Blended Dynamics and Emergence in Open Quantum Networks
Qinghao Wen, Zihao Ren, Lei Wang, Hyungbo Shim, Guodong Shi
TL;DR
"The Blended Dynamics and Emergence in Open Quantum Networks" addresses how open quantum networks with diffusive couplings exhibit emergent behavior. It extends classical blended dynamics to quantum settings by (i) defining blended reduced-state dynamics for separable Hamiltonian and dissipation and (ii) formulating blended coherent dynamics on the induced graph for inseparable cases, with explicit coupling-gain thresholds $K_c^*$. The main contributions are rigorous results showing convergence to a common equilibrium or common trajectory in the reduced-state case, and orbit attraction to a permutation-invariant subspace in the coherent case, all accompanied by finite-time closeness guarantees to the blended dynamics.

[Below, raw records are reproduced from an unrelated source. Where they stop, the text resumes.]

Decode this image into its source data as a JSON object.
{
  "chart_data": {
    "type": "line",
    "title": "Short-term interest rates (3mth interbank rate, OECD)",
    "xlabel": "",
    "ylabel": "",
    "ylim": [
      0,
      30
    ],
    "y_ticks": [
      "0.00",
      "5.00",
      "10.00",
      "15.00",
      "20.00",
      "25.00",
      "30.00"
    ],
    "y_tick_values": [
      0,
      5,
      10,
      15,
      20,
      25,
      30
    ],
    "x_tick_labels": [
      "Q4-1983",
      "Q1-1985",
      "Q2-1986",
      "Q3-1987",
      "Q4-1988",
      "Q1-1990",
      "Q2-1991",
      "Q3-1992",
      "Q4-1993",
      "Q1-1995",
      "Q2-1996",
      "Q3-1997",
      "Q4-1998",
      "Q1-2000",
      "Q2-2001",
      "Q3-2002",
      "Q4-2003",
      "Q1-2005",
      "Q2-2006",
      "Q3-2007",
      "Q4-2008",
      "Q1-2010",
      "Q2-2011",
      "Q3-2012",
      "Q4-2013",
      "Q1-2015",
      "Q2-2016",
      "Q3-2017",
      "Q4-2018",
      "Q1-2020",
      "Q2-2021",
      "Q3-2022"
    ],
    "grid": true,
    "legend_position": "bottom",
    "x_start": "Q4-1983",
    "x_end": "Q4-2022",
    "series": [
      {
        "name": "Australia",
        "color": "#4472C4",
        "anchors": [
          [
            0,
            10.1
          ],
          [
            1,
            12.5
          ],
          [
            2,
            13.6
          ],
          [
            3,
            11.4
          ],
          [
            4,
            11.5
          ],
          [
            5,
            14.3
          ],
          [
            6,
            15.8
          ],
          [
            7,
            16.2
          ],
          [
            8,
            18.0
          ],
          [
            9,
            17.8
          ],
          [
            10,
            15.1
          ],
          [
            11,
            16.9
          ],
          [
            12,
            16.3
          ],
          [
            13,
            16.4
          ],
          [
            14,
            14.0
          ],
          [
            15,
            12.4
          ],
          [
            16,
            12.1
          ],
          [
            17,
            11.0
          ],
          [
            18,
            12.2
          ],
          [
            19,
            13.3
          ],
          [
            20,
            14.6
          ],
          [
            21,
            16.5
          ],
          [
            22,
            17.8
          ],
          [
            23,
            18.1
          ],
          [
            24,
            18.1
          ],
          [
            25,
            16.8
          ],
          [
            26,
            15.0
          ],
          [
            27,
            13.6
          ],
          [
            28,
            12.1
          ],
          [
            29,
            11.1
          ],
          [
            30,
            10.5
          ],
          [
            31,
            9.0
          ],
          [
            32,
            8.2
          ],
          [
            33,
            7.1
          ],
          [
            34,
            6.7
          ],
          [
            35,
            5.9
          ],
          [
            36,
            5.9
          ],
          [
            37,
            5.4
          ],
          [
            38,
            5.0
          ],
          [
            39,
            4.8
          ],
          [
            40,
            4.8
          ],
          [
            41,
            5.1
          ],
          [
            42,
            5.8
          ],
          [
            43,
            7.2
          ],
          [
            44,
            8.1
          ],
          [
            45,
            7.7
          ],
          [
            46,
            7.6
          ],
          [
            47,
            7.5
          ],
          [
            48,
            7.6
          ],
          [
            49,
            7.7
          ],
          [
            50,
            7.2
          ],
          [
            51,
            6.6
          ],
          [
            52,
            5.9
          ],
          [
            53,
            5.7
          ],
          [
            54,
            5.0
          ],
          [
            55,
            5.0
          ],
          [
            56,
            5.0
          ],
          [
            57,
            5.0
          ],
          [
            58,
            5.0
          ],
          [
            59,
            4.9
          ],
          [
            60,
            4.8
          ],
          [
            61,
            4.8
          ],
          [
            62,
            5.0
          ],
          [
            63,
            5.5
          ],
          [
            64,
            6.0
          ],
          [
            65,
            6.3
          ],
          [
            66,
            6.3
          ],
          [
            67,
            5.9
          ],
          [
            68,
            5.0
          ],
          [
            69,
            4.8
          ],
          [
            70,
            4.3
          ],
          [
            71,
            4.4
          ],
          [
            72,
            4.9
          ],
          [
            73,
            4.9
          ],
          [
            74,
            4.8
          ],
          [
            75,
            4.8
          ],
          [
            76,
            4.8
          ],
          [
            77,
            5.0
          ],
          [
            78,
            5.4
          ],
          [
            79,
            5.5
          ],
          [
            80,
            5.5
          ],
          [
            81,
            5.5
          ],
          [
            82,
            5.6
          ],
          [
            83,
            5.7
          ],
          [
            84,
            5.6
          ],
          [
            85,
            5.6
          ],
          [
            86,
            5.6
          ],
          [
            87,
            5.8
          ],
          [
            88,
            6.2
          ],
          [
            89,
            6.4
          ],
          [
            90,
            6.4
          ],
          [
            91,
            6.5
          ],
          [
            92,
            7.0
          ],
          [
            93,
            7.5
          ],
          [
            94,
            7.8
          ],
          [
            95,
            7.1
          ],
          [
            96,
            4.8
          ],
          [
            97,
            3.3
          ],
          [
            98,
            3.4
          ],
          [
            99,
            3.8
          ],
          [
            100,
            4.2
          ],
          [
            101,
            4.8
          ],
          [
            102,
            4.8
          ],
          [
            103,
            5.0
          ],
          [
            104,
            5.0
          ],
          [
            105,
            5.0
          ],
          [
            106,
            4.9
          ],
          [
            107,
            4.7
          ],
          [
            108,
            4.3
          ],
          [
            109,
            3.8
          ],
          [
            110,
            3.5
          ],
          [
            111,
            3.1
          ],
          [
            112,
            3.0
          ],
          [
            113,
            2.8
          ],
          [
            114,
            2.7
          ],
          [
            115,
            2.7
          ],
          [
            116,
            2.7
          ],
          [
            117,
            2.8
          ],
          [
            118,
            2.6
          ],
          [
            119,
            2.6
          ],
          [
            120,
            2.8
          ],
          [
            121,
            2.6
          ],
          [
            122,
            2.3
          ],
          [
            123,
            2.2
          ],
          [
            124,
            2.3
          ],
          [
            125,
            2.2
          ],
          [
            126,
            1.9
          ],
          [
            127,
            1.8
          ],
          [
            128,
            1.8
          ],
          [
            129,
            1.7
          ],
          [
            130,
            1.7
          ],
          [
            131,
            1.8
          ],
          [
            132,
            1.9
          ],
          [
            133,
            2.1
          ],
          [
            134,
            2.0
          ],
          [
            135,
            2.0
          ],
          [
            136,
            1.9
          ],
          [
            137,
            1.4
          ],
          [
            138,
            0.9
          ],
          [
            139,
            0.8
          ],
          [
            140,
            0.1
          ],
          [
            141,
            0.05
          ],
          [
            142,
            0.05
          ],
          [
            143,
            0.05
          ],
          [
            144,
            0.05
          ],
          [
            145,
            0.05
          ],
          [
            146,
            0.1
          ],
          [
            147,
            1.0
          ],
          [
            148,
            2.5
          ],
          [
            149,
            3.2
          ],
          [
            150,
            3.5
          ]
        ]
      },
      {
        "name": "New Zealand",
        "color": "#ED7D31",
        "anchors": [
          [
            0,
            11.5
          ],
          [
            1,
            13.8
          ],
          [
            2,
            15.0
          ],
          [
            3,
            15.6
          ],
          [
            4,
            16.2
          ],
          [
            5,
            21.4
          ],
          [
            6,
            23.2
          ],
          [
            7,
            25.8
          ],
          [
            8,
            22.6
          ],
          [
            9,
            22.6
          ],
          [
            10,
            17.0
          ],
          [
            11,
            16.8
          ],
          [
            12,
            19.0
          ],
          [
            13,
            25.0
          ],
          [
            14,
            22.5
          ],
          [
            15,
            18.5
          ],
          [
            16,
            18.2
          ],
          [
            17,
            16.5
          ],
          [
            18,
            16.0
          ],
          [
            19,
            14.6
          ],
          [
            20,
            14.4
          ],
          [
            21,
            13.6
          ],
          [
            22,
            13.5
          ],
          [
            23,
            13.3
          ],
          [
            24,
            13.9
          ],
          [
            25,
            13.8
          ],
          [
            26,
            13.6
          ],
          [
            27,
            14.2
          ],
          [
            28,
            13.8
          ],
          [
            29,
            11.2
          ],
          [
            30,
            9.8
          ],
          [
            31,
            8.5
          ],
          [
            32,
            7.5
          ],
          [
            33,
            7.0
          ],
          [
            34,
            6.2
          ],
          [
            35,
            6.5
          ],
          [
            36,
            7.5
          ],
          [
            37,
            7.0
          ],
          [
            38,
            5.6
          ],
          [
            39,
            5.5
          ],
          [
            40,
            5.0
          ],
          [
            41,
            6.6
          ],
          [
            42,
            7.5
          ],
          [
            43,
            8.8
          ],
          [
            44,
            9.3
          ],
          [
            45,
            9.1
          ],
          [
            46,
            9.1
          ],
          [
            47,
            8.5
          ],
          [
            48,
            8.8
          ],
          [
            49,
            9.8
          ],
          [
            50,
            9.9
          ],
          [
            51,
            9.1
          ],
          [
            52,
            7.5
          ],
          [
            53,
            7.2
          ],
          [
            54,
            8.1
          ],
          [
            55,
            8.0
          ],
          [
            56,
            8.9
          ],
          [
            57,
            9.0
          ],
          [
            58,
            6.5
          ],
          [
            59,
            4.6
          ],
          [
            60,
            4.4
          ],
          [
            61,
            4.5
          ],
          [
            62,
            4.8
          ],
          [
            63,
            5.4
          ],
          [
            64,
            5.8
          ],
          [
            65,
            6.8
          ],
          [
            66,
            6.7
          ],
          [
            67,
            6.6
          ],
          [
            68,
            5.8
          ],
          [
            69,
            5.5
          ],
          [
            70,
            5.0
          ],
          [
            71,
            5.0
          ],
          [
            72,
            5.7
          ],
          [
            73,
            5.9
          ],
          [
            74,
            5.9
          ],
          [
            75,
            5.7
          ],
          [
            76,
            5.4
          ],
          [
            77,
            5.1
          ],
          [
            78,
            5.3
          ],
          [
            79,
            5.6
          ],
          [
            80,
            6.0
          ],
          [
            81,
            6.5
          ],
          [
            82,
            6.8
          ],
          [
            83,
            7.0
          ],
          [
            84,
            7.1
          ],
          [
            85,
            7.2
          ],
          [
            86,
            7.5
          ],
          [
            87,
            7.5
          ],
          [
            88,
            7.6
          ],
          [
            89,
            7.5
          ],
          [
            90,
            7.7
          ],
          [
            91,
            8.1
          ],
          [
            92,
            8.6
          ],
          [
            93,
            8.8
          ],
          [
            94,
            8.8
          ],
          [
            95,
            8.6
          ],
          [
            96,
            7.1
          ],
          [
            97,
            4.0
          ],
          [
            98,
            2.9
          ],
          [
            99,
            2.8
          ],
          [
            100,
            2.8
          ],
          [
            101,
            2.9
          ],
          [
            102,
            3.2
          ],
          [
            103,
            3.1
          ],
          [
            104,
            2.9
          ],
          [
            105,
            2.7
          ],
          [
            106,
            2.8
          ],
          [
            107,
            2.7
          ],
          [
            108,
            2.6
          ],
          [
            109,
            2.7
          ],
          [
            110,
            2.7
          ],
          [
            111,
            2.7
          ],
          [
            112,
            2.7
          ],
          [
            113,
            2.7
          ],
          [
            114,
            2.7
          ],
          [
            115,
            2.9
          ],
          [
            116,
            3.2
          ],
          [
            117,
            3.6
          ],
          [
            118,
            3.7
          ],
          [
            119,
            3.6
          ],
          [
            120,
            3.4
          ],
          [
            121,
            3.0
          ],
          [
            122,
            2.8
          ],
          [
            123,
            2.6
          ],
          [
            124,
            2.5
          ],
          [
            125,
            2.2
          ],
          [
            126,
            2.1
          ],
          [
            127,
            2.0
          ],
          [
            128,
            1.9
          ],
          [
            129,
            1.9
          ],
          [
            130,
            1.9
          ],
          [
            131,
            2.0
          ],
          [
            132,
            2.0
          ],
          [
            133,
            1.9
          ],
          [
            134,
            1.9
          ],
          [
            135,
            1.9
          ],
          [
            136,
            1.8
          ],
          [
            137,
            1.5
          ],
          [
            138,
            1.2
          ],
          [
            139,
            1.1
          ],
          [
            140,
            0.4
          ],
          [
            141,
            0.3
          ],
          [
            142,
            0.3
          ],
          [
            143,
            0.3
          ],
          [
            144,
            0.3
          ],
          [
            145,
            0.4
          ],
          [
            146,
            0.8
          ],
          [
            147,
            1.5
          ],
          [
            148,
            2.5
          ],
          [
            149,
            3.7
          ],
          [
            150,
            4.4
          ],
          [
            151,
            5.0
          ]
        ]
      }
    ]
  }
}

The framework provides a principled, scalable tool to analyze and design emergent classical and quantum behaviors in diffusive open quantum networks, with numerical validations illustrating the theory.
Abstract
In this paper, we develop a blended dynamics framework for open quantum networks with diffusive couplings. The network consists of qubits interconnected through Hamiltonian couplings, environmental dissipation, and consensus-like diffusive interactions. Such networks commonly arise in spontaneous emission processes and non-Hermitian quantum computing, and their evolution follows a Lindblad master equation. Blended dynamics theory is well established in the classical setting as a tool for analyzing emergent behaviors in heterogeneous networks with diffusive couplings. Its key insight is to blend the local dynamics rather than the trajectories of individual nodes. Perturbation analysis then shows that, under sufficiently strong coupling, all node trajectories tend to stay close to those of the blended system over time. We first show that this theory extends naturally to the reduced-state dynamics of quantum networks, revealing classical-like clustering phenomena in which qubits converge to a shared equilibrium or a common trajectory determined by the quantum blended reduced-state dynamics. We then extend the analysis to qubit coherent states using quantum Laplacians and induced graphs, proving orbit attraction of the network density operator toward the quantum blended coherent dynamics, establishing the emergence of intrinsically quantum and dynamically clustering behaviors. Finally, numerical examples validate the theoretical results.